O uso de animais em pesquisas e testes científicos no Brasil

Enviada em 15/09/2021

Do sagrado ao desprezo

No curta metragem “Salve o Ralph”, um coelho chamado Ralph relata sua trajetória de maus-tratos ao ser cobaia em testes para produtos estéticos humanos. Analogamente, fora da ficção, a utilização de animais com fins de experimentação científica é uma realidade cruel e injusta. Dessa maneira, a falta de cumprimento constitucional - aliada a leis brandas - e a comodidade financeira promovem a proliferação de Ralphs.

Em primeira análise, no Egito antigo os animais eram vistos como representações divinas na Terra, e com isso, maus-tratos se resumiam em pena de morte ao agressores. De modo controverso, na contemporaneidade, apesar da existência de uma constituição que assegure a preservação da fauna e da flora, episódios como o caso dos beagles do instituto a Royal - no qual, 178 cachorros foram encontrados em situações precárias após testes de produtos estéticos - são comuns e impunes. Dessa forma, expõe-se a necessidade de leis mais rígidas e fiscalização mais eficiente, para que, a carta magna não seja apenas um enfeite nacional.

Ademais, os testes científicos em animais já formam um conjunto de procedimentos ultrapassados, uma vez que sua eficácia não é total.

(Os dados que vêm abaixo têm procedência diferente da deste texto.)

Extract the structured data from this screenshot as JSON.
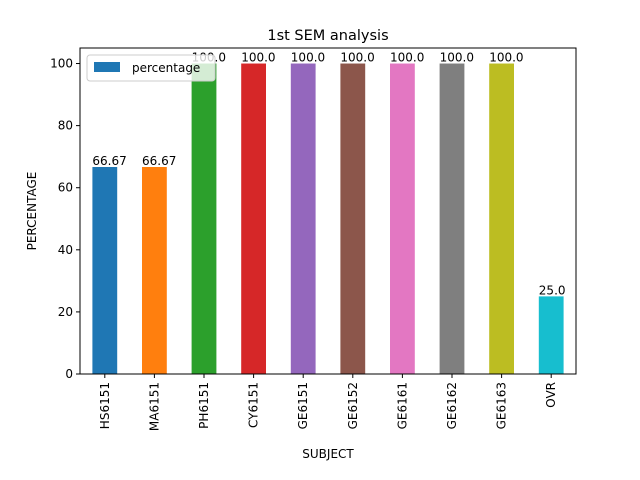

Com isso, evidência-se através do Projeto de Esperança Animal (PEA), que a diferença biológica entre o ser humano e os animais utilizados em tais crueldades, já é suficiente para que seus resultados sejam invalidados. Dessa forma, a tecnologia já é capaz de suprimir essa questão, com o desenvolvimento de células humanas in vitro, contudo, essa prática tem custos elevados, o que permite que diversas empresas se acomodem financeiramente à utilização animal.

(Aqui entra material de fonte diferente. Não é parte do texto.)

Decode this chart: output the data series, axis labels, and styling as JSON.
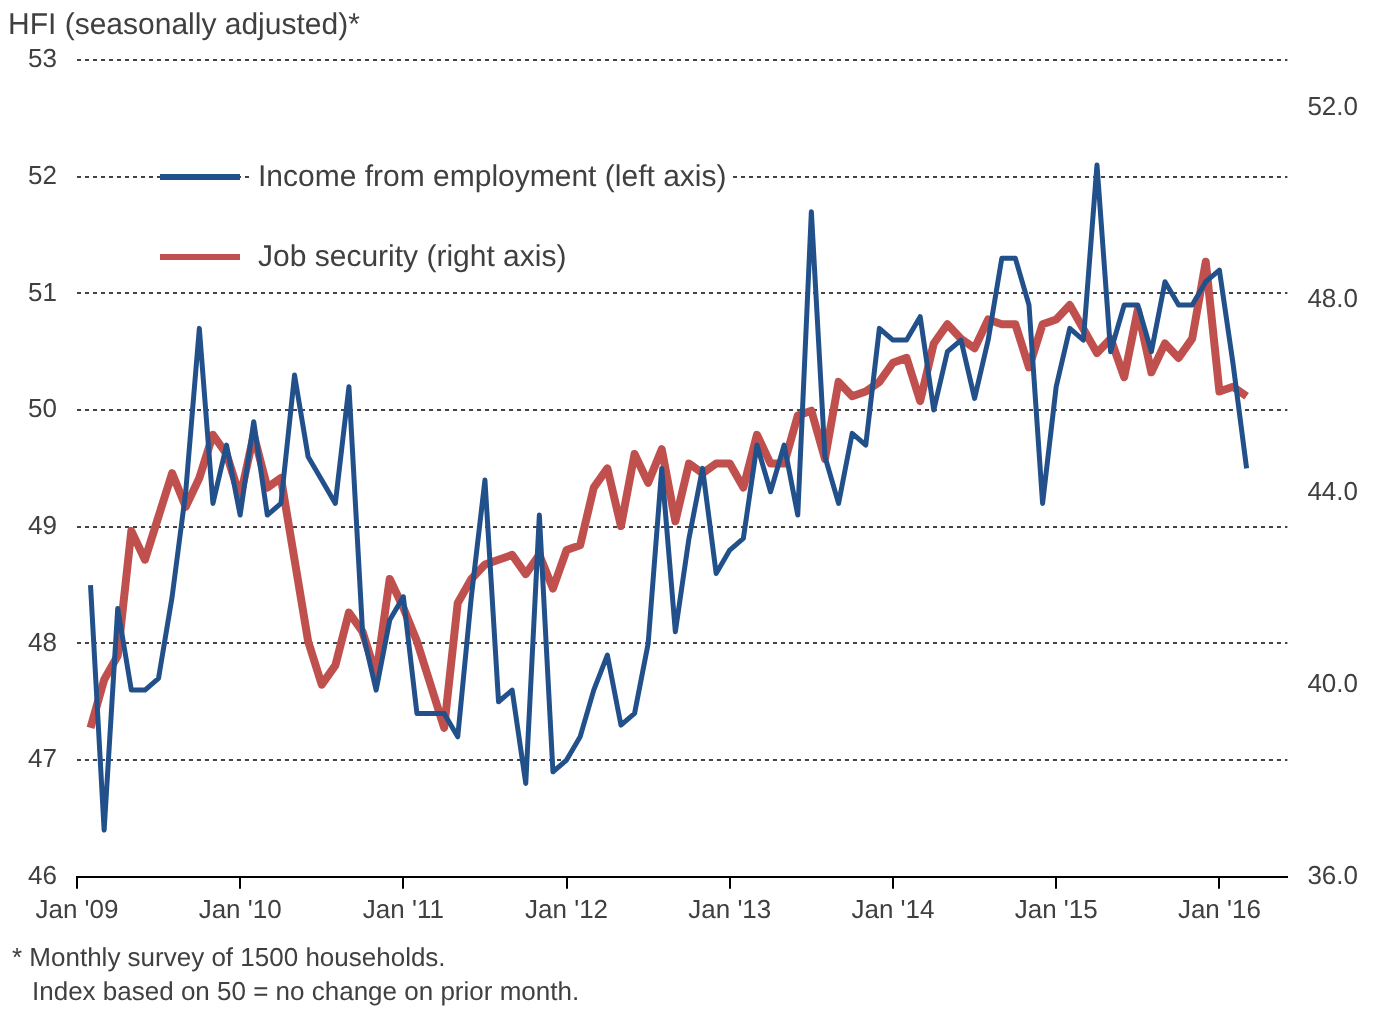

Dado o exposto, é notório a necessidade em cessar o sofrimento animal para fins estéticos e medicamentosos, sendo que há alternativas - mais eficazes - para tais questões. Dessa forma, urge ao Poder Legislativo criar leis mais rígidas, e por meio do Ministério da Justiça, garantir seu cumprimento com o aumento da frota de fiscais aos meios científicos, a fim de que a constituição seja respeitada. Além disso, cabe ao Ministério da Ciência e Tecnologia incentivar e divulgar novos meios de realizações experimentais no meio técnico-científico, para que curta metragens como “Salve o Ralph” sejam apenas uma arte ficcional, sem nenhum vínculo com a realidade.